The new room was a disappointment. It did not even contain the skeleton of a Giant to horrify and fascinate. It was a small store merely, lined with shelves loaded with little bags. The little bags were full of variously coloured powders. A bright yellow and a scarlet one fell and broke, forming two fans on the deck, and in the air two intermingling clouds. Shouts of delight from the children, who rarely saw much colour, caused the Guards to bark orders brusquely and begin to carry their discoveries away, forming a living chain to a truck behind the barricade.

Aware of a vague sense of anti-climax, Complain drifted away. Perhaps, after all, he would go hunting.

‘But why is there light in the tangles when nobody is there to need it?’
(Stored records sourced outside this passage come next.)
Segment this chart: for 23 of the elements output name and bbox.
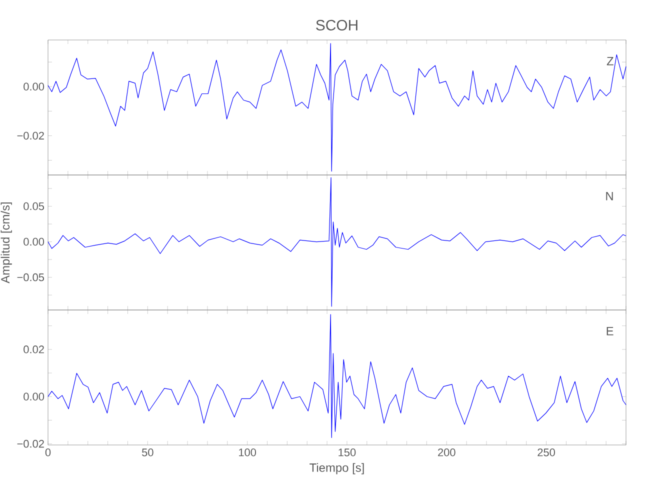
y-tick-label: 0.05 <box>24 202 44 210</box>
y-tick-label: −0.02 <box>17 440 44 448</box>
x-axis-title: Tiempo [s] <box>310 463 364 474</box>
x-tick-label: 50 <box>142 448 154 456</box>
y-tick-label: 0.00 <box>24 392 44 400</box>
y-tick-label: 0.00 <box>24 238 44 246</box>
annotation: N <box>606 192 613 200</box>
x-tick-label: 150 <box>338 448 356 456</box>
x-tick-label: 0 <box>45 448 51 456</box>
annotation: E <box>606 327 614 336</box>
line-series <box>48 43 626 172</box>
annotation: Z <box>606 57 614 66</box>
y-tick-label: −0.05 <box>17 273 44 282</box>
y-axis-title: Amplitud [cm/s] <box>0 202 12 284</box>
x-tick-label: 250 <box>538 448 555 456</box>
line-series <box>48 177 626 307</box>
line-series <box>48 314 626 438</box>
y-tick-label: 0.02 <box>24 346 44 354</box>
y-tick-label: −0.02 <box>17 132 44 140</box>
chart-title: SCOH <box>316 20 358 30</box>
x-tick-label: 200 <box>438 448 456 456</box>
y-tick-label: 0.00 <box>24 82 44 91</box>
x-tick-label: 100 <box>239 448 256 456</box>
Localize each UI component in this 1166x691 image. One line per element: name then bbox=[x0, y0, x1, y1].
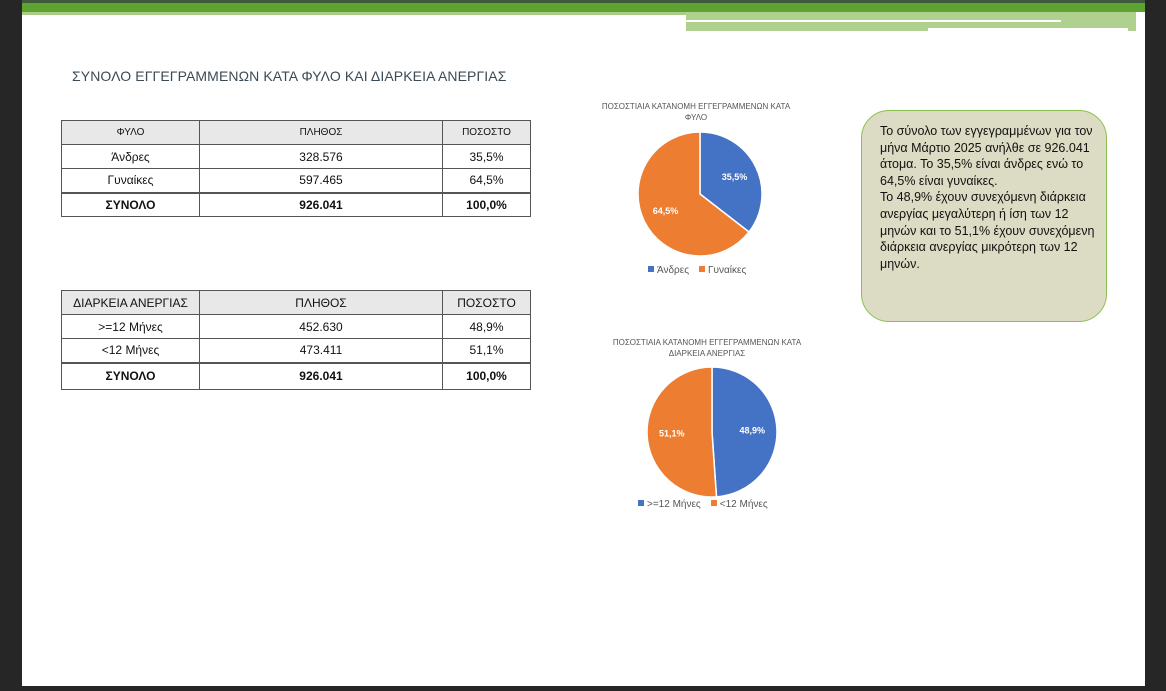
cell: 100,0% bbox=[442, 191, 531, 217]
legend-swatch bbox=[710, 500, 717, 506]
cell: 926.041 bbox=[199, 191, 443, 217]
pie-slice-1 bbox=[646, 366, 718, 498]
header-cell: ΔΙΑΡΚΕΙΑ ΑΝΕΡΓΙΑΣ bbox=[61, 290, 200, 315]
cell: 452.630 bbox=[199, 314, 443, 339]
header-band bbox=[22, 0, 1145, 3]
cell: <12 Μήνες bbox=[61, 338, 200, 363]
duration-table: ΔΙΑΡΚΕΙΑ ΑΝΕΡΓΙΑΣ ΠΛΗΘΟΣ ΠΟΣΟΣΤΟ >=12 Μή… bbox=[61, 290, 531, 390]
table-row: <12 Μήνες 473.411 51,1% bbox=[61, 338, 531, 363]
gender-pie-chart: 35,5% 64,5% bbox=[637, 131, 763, 257]
table-header-row: ΦΥΛΟ ΠΛΗΘΟΣ ΠΟΣΟΣΤΟ bbox=[61, 120, 531, 145]
chart-title: ΠΟΣΟΣΤΙΑΙΑ ΚΑΤΑΝΟΜΗ ΕΓΓΕΓΡΑΜΜΕΝΩΝ ΚΑΤΑ Δ… bbox=[612, 338, 802, 358]
header-cell: ΠΛΗΘΟΣ bbox=[199, 290, 443, 315]
gender-table: ΦΥΛΟ ΠΛΗΘΟΣ ΠΟΣΟΣΤΟ Άνδρες 328.576 35,5%… bbox=[61, 120, 531, 217]
chart-legend: >=12 Μήνες <12 Μήνες bbox=[638, 499, 768, 510]
table-total-row: ΣΥΝΟΛΟ 926.041 100,0% bbox=[61, 191, 531, 217]
data-label: 64,5% bbox=[653, 206, 679, 216]
page-title: ΣΥΝΟΛΟ ΕΓΓΕΓΡΑΜΜΕΝΩΝ ΚΑΤΑ ΦΥΛΟ ΚΑΙ ΔΙΑΡΚ… bbox=[72, 68, 507, 84]
cell: 597.465 bbox=[199, 168, 443, 193]
legend-label: Γυναίκες bbox=[708, 265, 747, 276]
cell: 926.041 bbox=[199, 361, 443, 390]
cell: ΣΥΝΟΛΟ bbox=[61, 361, 200, 390]
table-header-row: ΔΙΑΡΚΕΙΑ ΑΝΕΡΓΙΑΣ ΠΛΗΘΟΣ ΠΟΣΟΣΤΟ bbox=[61, 290, 531, 315]
header-cell: ΠΟΣΟΣΤΟ bbox=[442, 290, 531, 315]
chart-legend: Άνδρες Γυναίκες bbox=[648, 265, 746, 276]
header-cell: ΦΥΛΟ bbox=[61, 120, 200, 145]
cell: 473.411 bbox=[199, 338, 443, 363]
cell: 328.576 bbox=[199, 144, 443, 169]
legend-swatch bbox=[648, 266, 654, 272]
legend-item: Άνδρες bbox=[648, 265, 689, 276]
summary-note: Το σύνολο των εγγεγραμμένων για τον μήνα… bbox=[861, 110, 1107, 322]
cell: 51,1% bbox=[442, 338, 531, 363]
cell: ΣΥΝΟΛΟ bbox=[61, 191, 200, 217]
legend-item: <12 Μήνες bbox=[710, 499, 768, 510]
legend-item: >=12 Μήνες bbox=[638, 499, 701, 510]
legend-swatch bbox=[699, 266, 706, 272]
duration-pie-chart: 48,9% 51,1% bbox=[646, 366, 778, 498]
cell: 35,5% bbox=[442, 144, 531, 169]
data-label: 35,5% bbox=[722, 172, 748, 182]
data-label: 48,9% bbox=[740, 426, 766, 436]
legend-label: <12 Μήνες bbox=[719, 499, 768, 510]
pie-slice-0 bbox=[699, 131, 763, 234]
cell: 100,0% bbox=[442, 361, 531, 390]
header-band bbox=[22, 3, 1145, 12]
table-row: Άνδρες 328.576 35,5% bbox=[61, 144, 531, 169]
legend-label: Άνδρες bbox=[657, 265, 690, 276]
table-total-row: ΣΥΝΟΛΟ 926.041 100,0% bbox=[61, 361, 531, 390]
cell: Άνδρες bbox=[61, 144, 200, 169]
header-line bbox=[928, 28, 1128, 31]
legend-swatch bbox=[638, 500, 644, 506]
table-row: >=12 Μήνες 452.630 48,9% bbox=[61, 314, 531, 339]
legend-item: Γυναίκες bbox=[699, 265, 746, 276]
pie-slice-0 bbox=[711, 366, 778, 498]
cell: 48,9% bbox=[442, 314, 531, 339]
header-cell: ΠΟΣΟΣΤΟ bbox=[442, 120, 531, 145]
header-cell: ΠΛΗΘΟΣ bbox=[199, 120, 443, 145]
cell: 64,5% bbox=[442, 168, 531, 193]
cell: >=12 Μήνες bbox=[61, 314, 200, 339]
data-label: 51,1% bbox=[659, 428, 685, 438]
cell: Γυναίκες bbox=[61, 168, 200, 193]
header-line bbox=[686, 20, 1061, 22]
chart-title: ΠΟΣΟΣΤΙΑΙΑ ΚΑΤΑΝΟΜΗ ΕΓΓΕΓΡΑΜΜΕΝΩΝ ΚΑΤΑ Φ… bbox=[601, 102, 791, 122]
header-band bbox=[22, 12, 687, 15]
table-row: Γυναίκες 597.465 64,5% bbox=[61, 168, 531, 193]
pie-slice-1 bbox=[637, 131, 751, 257]
legend-label: >=12 Μήνες bbox=[647, 499, 701, 510]
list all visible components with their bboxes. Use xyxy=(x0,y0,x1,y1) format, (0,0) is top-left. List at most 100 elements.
The question came to Complain above the general bustle. He turned and saw the questioner was one of several small boys who clustered round a big man squatting in their midst. One or two mothers stood by, smiling indulgently, their hands idly fanning away the flies.

‘There has to be light for the ponics to grow, just as you could not live in the dark,’ came the answer to the boy. Complain saw the man who spoke was Bob Fermour, a slow fellow fit only for labouring in the fieldrooms. He was genial — rather more so than the Teaching entirely countenanced — and consequently popular with the children. Complain recalled that Fermour was reputed to be a storyteller, and felt suddenly eager to be diverted. Without his anger he was empty.

‘What was there before the ponics were there?’ a little girl demanded. In their unpractised way, the children were trying to start Fermour on a story.

‘Tell ’em the tale about the world, Bob!’ one of the mothers advised.

Fermour glanced quizzically up at Complain.

‘Don’t mind me,’ Complain said. ‘Theories are less than flies to me.’ The powers of the tribe discouraged theorizing, or any sort of thought not on severely practical lines; hence Fermour’s hesitation.

‘Well, this is all guesswork, because we don’t have any records of what happened in the world before the Greene tribe began,’ Fermour said. ‘Or if we do find records, they don’t make much sense.’ He glanced sharply at the adults in his audience before adding quickly, ‘Because there are more important things to do than puzzle over old legends.’

‘What is the tale about the world, Bob? Is it exciting?’ a boy asked impatiently.

Fermour smoothed the boy’s fringe back from his eyes and said earnestly, ‘It is the most exciting tale that could possibly be, because it concerns all of us, and how we live. Now the world is a wonderful place. It is constructed of layers and layers of deck, like this one, and these layers do not end, because they eventually turn a circle on to themselves. So you could walk on and on for ever and never reach the end of the world. And all those layers are filled with mysterious places, some good, some evil; and all those corridors are blocked with ponics.’

‘What about the Forwards people?’ the boy asked. ‘Do they have green faces?’

‘We are coming to them,’ Fermour said, lowering his voice so that the youthful audience crowded nearer. ‘I have told you what happens if you keep to the lateral corridors of the world. But if you can get on to the main corridor you get on to a highway that takes you straight to distant parts of the world. And then you may arrive in the territory of Forwards.’